In an attempt to establish an explanatory framework I have invoked several archetypes that do not figure in Jung’s work: principally The Outsider, the Intruder and the Betrayer. Are these legitimate? Do they represent, in Jungian terms, genuine universal, archaic patterns and images that derive from the collective unconscious? Jung’s primary concern was to explore the psychology of the individual, but man is a social animal and we are entitled (at least by observation of the patterns of social organisation common to other primates) to assume that a group identity reaches far back into the evolutionary path. If this so, then it is not unreasonable to assume that group identity, with all its associated themes of security and integrity, should be a core aspect of the psychological make-up of group members. This being so, the archetypes that I have invoked would be fundamental to the psychology of group members, and would be entirely legitimate within the kind of explanatory framework that I am seeking to establish.
Are The Archetypes ‘Unexplained Explainers’?
‘In theory, Jungian archetypes refer to unclear underlying forms or the archetypes-as-such from which emerge images and motifs such as the mother, the child, the trickster, and the flood among others.
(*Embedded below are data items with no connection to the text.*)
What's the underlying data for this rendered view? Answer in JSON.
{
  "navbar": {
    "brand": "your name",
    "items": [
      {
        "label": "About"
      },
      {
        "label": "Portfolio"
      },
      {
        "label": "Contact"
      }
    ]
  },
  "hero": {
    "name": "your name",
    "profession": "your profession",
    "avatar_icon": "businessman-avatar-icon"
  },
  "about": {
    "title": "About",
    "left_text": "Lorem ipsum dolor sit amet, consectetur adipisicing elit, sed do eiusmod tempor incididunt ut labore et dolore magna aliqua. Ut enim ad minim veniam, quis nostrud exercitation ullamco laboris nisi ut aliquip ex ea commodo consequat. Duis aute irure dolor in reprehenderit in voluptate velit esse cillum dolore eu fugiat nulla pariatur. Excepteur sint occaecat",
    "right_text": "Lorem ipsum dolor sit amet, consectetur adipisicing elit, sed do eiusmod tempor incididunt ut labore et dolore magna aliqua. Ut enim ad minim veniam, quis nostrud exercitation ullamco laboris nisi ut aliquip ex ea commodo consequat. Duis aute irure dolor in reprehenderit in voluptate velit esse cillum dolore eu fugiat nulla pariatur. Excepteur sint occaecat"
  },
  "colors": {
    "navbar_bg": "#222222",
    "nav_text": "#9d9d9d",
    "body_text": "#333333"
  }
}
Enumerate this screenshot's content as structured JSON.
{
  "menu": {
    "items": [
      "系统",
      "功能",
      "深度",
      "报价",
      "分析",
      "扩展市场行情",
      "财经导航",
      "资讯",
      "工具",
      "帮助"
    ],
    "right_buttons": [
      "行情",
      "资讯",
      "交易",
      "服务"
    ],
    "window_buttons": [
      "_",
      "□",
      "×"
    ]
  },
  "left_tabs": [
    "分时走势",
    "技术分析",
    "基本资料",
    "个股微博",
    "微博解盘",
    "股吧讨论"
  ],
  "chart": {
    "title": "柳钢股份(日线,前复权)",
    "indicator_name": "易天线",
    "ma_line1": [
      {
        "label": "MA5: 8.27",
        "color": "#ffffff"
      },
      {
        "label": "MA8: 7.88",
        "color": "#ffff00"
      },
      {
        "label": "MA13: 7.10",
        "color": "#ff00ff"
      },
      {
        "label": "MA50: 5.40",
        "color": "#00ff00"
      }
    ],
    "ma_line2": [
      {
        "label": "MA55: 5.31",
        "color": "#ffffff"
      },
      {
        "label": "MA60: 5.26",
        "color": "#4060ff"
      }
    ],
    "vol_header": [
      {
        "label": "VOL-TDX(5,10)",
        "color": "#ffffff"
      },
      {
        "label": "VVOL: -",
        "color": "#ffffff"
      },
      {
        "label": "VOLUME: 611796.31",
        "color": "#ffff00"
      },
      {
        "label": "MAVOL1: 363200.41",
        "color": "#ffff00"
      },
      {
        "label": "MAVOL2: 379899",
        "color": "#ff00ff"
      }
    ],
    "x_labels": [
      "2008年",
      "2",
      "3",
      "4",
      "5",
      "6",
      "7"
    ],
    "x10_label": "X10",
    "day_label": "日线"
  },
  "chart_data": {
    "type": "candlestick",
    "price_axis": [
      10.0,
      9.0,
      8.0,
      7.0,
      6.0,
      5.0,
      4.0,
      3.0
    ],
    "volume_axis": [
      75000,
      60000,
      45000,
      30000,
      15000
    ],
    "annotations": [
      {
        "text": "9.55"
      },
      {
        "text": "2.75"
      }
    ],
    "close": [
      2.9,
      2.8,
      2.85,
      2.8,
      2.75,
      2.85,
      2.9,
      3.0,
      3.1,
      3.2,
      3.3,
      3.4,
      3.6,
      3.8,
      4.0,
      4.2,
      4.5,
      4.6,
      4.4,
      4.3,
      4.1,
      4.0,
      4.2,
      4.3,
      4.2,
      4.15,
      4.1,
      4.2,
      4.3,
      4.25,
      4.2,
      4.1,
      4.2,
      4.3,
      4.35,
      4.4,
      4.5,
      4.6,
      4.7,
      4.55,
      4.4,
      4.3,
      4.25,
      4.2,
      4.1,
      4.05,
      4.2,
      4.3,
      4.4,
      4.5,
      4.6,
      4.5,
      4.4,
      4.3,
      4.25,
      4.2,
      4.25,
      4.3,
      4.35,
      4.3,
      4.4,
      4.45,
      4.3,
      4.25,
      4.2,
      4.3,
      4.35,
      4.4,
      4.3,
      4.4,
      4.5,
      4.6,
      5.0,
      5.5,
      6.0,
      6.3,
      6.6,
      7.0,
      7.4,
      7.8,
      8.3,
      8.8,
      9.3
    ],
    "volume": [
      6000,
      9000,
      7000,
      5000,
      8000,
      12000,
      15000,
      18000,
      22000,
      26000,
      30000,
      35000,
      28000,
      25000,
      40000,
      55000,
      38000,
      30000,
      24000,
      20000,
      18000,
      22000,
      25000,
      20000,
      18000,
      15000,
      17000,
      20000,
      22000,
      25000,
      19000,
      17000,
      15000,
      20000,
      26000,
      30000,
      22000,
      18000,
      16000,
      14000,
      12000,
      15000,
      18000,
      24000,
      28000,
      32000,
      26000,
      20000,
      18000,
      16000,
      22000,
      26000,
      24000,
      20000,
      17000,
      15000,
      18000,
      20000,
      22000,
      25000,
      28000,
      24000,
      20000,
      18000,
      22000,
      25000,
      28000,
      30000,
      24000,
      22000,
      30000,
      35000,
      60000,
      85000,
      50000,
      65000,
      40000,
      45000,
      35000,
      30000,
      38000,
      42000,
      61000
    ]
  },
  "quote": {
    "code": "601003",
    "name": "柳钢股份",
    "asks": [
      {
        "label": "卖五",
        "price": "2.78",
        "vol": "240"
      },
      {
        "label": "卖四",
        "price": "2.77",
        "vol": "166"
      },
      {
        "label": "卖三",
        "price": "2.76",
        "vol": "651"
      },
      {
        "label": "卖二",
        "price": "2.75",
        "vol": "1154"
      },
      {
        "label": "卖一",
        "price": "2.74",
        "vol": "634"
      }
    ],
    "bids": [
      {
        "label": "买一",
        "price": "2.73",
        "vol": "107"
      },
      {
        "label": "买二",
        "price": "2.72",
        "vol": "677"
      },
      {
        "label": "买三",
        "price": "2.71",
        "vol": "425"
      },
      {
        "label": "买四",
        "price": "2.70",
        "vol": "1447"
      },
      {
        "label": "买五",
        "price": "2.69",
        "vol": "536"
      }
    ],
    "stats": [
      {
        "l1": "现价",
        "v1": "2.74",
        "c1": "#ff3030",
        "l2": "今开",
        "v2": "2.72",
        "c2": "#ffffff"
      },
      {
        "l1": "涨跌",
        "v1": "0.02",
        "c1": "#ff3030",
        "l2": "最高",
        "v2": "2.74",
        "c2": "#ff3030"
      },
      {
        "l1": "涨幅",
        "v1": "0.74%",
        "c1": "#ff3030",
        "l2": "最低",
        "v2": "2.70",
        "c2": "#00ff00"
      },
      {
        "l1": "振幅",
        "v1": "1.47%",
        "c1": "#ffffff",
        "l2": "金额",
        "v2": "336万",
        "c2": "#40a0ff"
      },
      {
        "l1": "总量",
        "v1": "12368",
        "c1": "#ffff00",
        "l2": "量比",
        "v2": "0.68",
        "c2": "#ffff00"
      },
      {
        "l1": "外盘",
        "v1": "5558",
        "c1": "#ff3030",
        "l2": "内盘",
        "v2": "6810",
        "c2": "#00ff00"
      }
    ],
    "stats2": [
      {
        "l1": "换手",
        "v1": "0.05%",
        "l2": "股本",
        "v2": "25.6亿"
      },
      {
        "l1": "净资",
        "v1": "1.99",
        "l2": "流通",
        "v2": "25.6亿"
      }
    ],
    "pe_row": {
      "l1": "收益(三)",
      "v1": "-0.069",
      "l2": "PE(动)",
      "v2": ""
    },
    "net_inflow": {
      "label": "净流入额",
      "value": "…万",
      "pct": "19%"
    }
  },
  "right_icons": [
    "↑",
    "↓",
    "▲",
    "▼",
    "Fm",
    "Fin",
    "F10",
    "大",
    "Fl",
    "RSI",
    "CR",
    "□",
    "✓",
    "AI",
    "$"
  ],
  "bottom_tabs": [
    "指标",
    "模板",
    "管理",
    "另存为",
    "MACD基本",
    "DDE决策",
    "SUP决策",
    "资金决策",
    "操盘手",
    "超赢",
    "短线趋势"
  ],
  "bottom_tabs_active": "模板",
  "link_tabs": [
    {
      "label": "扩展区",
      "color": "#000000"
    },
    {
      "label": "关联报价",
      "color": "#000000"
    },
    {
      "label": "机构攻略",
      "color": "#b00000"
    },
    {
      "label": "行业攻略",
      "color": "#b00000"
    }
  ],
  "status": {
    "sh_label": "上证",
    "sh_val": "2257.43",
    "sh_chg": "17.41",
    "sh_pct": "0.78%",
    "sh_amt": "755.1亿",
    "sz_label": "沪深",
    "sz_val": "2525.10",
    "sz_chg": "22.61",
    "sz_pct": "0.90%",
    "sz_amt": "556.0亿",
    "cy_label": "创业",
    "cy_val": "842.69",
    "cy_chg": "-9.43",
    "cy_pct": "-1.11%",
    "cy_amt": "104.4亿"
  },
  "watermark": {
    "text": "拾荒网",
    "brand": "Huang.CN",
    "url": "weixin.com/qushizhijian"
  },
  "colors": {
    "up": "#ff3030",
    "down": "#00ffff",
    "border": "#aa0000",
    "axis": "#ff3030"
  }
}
History, culture and personal context shape these manifest representations thereby giving them their specific content. These images and motifs are more precisely called archetypal images. However it is common for the term archetype to be used interchangeably to refer to both archetypes-as-such and archetypal images.’ – Wikipedia citing Anthony Stevens. So, in Jungian terms, my Outsider, Intruder and Betrayer are really archetypal motifs which ‘…refer to unclear underlying forms or the archetypes-as-such…’ Is there, or can there be, any evidence for these underlying forms, or am I relying on an explanatory device that remains, in itself, unexplained? Jung was aware of this issue, and made copious efforts to produce empirical evidence for his underlying archetypes-as-such in the form of analysis of recurring themes and symbols in mythology, religion, dreams etc.. For some this process will always be unsatisfactory, falling short of scientific standards for empirical evidence, or calling on an apparent circularity of argument. For my own part I am satisfied by two distinct counter arguments:
- Do the archetypal motifs meet a standard of plausibility as part of an explanation for behaviour that would be otherwise inexplicable? If so, then they have a utility that other, partial, explanations lack.
- We should not even consider arguments based on the impossibility of empirical investigation of the collective unconscious and its archetypes. Their ontological status is more like that of Kantian categories or the axioms of Euclidian geometry. Again, utility is the best guide to their validity.
So what might Jungian Economics or a Jungian Political Economy amount to? On one level it fails to meet general community standards in the economics profession: I have no equations, and it is not at all clear that there is any pathway to quantification (although Ray Dalio’s Index of Populism might offer some hope of methodological progress). I am not particularly concerned by this. It is merely an idea, a way of looking at things. If it forms a basis for further critical thinking, a questioning of some assumptions embedded in economic theory; if it offers a different way of looking at political economy and how decisions are made; if it offers an insight into how irrationality influences our politico-economic culture; if it does those things, then it is worth articulating, and it is worth serious consideration.